Seto received an Associate's degree in general studies from Mt. San Antonio Junior College in 1997, a bachelor's degree in exercise science from USC in 1999, and a master's degree in public administration from USC in 2001. Once he had gained his bachelor's degree, Seto initially planned to attend graduate school at USC to become a physical therapist. Although he had already placed his deposit, he found out about the possibility of a volunteer assistant position with the football program and opted to enter coaching.

==Coaching career==
After playing for the Trojans, Seto joined the coaching staff in 1999 as a volunteer assistant under then-head coach Paul Hackett, working with the defense and special teams. In 2000, he served as an administrative graduate assistant, and with the arrival of head coach Pete Carroll in 2001, he became a graduate assistant involved in the defense, working with the general defense in 2001 and safeties in 2002. In 2003, he became a full coach, in charge of safeties, and from 2004 to 2005 he coached linebackers. From 2006 to 2010, he coached the USC secondary. In 2008, former college teammate Kris Richard joined the staff as a graduate assistant.

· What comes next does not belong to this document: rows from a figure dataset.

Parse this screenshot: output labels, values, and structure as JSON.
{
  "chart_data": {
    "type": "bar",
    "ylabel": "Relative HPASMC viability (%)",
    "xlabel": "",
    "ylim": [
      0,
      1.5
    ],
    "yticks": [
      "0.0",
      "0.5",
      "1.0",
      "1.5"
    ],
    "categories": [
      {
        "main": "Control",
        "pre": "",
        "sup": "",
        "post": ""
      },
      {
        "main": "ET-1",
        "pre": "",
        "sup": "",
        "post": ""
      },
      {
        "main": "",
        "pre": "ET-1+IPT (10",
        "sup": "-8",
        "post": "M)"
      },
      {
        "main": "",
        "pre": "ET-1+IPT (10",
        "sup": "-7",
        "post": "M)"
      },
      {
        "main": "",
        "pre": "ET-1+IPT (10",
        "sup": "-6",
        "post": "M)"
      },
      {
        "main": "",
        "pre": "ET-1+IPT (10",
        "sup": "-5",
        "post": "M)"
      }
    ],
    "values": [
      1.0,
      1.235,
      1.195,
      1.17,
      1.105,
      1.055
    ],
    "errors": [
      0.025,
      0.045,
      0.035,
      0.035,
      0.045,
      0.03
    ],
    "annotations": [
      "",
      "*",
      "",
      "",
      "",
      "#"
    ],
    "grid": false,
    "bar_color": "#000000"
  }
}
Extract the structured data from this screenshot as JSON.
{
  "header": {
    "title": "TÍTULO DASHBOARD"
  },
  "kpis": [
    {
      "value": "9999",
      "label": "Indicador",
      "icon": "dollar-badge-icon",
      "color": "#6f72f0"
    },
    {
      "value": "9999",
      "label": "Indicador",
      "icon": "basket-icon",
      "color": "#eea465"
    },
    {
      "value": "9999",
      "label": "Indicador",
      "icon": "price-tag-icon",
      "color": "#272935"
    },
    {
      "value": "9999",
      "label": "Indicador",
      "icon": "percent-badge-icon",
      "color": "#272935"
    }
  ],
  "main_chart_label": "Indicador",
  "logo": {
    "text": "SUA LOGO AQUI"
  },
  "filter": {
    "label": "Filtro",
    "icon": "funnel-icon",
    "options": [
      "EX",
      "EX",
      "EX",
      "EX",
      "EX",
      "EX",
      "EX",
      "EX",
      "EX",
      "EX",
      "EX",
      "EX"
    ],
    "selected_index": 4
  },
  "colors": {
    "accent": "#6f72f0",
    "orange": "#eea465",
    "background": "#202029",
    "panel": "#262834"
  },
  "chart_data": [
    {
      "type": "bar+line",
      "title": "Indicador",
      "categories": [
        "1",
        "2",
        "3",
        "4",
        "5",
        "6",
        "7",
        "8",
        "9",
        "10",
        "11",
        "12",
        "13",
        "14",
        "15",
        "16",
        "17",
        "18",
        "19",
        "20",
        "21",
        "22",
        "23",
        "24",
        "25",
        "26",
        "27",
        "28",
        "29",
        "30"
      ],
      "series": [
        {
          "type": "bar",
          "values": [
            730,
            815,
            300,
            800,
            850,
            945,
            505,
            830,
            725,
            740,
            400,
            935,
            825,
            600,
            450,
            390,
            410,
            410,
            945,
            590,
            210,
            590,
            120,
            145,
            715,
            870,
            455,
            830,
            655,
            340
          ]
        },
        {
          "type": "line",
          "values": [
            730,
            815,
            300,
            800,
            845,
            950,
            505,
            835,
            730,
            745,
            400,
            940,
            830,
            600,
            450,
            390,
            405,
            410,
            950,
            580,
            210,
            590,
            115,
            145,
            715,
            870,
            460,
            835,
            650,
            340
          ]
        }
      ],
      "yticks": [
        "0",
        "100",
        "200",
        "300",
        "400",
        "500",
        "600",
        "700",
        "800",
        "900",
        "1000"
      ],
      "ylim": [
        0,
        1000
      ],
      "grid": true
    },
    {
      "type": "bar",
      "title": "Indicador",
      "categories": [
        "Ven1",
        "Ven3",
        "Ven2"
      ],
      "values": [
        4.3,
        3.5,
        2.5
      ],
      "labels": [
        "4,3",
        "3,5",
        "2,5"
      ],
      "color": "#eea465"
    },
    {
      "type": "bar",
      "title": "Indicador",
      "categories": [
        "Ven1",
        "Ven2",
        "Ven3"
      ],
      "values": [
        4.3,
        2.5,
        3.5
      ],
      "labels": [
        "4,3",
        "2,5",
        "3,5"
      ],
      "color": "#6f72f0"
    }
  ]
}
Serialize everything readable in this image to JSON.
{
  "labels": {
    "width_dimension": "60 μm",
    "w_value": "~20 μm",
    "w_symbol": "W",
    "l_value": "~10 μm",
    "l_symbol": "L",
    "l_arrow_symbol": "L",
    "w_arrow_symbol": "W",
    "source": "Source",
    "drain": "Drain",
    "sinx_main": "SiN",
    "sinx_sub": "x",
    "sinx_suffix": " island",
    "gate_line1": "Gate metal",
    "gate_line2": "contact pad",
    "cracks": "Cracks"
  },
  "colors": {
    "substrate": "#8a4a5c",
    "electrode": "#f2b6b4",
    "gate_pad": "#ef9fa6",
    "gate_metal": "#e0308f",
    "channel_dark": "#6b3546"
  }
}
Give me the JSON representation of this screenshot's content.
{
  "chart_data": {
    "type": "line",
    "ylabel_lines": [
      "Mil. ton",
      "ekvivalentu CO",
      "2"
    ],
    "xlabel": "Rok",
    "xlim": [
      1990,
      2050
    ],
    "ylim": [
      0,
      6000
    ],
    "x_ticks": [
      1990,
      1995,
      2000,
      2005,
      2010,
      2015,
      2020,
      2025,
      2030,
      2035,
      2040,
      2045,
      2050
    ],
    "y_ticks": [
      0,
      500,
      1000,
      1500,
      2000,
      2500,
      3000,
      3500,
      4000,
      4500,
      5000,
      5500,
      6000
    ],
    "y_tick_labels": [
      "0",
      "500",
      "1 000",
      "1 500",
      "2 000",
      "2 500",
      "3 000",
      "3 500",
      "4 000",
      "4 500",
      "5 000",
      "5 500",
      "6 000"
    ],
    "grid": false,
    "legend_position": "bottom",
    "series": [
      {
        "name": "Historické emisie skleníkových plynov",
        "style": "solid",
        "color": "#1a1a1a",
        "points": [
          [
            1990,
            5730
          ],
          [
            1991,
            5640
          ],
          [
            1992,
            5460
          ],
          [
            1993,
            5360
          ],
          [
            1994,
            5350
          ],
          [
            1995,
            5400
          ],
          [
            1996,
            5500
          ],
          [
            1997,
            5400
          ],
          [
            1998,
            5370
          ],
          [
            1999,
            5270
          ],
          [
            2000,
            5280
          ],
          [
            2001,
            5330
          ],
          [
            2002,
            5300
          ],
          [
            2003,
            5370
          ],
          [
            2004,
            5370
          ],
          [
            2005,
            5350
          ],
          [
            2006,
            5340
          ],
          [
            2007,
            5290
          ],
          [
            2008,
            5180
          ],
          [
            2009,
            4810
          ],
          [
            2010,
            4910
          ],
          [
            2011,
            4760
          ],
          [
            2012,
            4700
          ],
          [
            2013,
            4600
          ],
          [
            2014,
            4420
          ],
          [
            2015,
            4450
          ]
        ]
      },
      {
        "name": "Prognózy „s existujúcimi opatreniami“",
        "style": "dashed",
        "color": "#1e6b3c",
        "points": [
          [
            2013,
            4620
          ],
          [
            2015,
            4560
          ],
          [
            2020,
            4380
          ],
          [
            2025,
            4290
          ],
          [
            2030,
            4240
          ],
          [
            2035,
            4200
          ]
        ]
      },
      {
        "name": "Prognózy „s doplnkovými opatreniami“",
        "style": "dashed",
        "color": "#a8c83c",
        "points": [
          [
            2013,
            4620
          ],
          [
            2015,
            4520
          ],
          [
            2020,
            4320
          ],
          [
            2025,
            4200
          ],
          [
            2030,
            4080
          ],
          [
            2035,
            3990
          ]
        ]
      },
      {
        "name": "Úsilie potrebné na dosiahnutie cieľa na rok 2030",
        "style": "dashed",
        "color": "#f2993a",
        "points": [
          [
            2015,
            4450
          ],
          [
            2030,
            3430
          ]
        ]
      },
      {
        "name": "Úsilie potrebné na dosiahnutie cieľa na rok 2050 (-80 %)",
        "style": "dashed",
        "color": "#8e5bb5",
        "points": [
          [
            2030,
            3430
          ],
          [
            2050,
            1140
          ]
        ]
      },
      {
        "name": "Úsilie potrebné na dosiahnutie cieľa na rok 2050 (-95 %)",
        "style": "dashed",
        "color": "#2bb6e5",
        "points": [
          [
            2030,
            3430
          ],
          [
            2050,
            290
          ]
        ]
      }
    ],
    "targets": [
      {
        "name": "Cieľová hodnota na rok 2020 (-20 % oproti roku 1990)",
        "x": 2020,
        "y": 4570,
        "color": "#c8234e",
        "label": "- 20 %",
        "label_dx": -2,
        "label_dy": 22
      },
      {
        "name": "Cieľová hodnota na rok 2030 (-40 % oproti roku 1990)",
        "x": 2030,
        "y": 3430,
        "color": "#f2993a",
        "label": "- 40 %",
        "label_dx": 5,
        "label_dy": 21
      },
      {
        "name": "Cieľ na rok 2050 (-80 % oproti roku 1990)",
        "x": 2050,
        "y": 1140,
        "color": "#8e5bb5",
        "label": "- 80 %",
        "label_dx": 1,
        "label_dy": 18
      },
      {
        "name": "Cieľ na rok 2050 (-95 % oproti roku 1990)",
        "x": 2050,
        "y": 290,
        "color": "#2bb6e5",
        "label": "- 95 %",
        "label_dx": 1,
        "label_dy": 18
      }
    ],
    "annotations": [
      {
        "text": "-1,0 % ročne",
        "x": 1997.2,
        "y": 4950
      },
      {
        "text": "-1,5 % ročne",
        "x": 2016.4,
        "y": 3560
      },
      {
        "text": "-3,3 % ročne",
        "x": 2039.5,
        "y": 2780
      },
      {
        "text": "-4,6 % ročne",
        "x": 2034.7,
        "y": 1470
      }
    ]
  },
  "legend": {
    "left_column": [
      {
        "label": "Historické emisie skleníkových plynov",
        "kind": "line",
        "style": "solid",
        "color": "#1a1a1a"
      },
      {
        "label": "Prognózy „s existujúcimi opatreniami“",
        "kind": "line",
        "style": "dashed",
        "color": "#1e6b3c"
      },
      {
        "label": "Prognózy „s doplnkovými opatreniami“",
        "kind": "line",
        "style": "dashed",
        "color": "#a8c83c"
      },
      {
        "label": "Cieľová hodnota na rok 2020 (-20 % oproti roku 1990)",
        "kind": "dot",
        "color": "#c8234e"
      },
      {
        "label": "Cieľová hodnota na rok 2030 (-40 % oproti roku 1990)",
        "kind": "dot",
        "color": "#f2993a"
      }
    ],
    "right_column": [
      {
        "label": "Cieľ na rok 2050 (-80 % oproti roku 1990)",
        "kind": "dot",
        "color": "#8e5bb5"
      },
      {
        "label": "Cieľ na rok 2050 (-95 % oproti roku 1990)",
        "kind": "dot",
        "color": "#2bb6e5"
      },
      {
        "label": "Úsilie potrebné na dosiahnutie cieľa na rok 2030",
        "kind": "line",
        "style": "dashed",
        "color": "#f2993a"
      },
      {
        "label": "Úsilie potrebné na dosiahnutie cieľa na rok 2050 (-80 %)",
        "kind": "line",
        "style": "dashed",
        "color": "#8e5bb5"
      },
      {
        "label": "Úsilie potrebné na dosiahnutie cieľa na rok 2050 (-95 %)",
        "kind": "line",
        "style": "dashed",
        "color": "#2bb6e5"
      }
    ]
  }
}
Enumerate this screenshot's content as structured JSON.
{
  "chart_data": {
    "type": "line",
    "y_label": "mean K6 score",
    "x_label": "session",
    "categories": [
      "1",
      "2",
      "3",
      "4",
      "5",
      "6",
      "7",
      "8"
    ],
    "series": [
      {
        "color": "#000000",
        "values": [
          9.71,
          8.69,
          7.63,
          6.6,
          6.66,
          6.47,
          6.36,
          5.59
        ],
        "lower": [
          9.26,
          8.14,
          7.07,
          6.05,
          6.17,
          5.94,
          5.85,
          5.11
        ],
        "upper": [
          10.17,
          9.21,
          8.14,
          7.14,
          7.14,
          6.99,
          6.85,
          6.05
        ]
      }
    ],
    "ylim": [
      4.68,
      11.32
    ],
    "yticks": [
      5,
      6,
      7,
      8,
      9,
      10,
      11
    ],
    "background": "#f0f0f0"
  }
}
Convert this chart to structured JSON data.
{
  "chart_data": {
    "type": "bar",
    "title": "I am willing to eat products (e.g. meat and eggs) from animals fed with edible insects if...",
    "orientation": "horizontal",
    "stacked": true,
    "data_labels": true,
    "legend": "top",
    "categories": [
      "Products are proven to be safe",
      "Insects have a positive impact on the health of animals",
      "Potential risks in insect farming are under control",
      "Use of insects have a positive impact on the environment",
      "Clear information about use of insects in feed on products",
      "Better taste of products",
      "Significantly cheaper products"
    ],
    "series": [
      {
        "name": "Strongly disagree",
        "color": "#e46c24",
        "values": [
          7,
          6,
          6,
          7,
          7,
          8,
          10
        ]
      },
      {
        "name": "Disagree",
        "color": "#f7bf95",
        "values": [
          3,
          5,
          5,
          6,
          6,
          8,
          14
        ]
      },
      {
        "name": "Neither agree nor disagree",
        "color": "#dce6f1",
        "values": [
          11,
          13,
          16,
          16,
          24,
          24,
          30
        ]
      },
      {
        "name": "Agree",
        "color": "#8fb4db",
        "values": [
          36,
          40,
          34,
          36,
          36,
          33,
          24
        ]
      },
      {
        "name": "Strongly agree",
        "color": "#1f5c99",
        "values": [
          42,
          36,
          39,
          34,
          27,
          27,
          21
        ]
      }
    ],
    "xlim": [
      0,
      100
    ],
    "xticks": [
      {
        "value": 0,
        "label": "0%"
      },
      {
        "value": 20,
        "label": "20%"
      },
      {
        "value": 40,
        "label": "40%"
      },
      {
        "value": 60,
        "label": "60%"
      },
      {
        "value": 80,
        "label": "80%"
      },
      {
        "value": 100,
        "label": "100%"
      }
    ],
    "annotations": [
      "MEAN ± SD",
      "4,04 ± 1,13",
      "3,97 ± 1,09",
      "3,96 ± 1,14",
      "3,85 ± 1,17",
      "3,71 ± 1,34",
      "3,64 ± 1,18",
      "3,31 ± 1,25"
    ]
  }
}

In 2006, Seto turned down a job to coach the secondary of the NFL's Buffalo Bills. When USC offensive coordinator Steve Sarkisian departed to take the head coaching position at Washington in late 2008, he offered Seto the position of defensive coordinator. He opted to stay at USC and continue coaching the secondary, along with a raise and the additional title of assistant head coach for defense. On January 7, 2009, Carroll promoted Seto to defensive coordinator.

Seto was not retained when Lane Kiffin became the head coach at USC. He was replaced by Kiffin's father, Monte.

In 2010, Seto joined Pete Carroll's coaching staff for the NFL's Seattle Seahawks. He won his first Super Bowl title when the Seahawks defeated the Denver Broncos in Super Bowl XLVIII.

In 2015, the Seahawks announced that Seto had been promoted to assistant head coach/defense.

In January 2017, Seto announced that he was leaving his position with the Seahawks to join the Baptist ministry. He now serves as a pastor in La Puente, California.

==Personal life ==
Seto married Sharla Marie (Chiang), who played soccer for USC and was on the Women of Troy's 1998 Pac-10 championship squad; and was originally from Seattle. They have four children together.

Seto is a devout Christian and considers his church community an important aspect of his life. He was featured in an episode of Trinity Broadcasting Network's More Than Conquerors magazine show, which profiles Christian sports figures and shares their testimony.

Seto has participated in an exchange program with Waseda University in Tokyo, Japan to help teach American football coaching and playing strategy.

Seto has been serving as the Senior Pastor of Evergreen Baptist Church of San Gabriel Valley since 2017.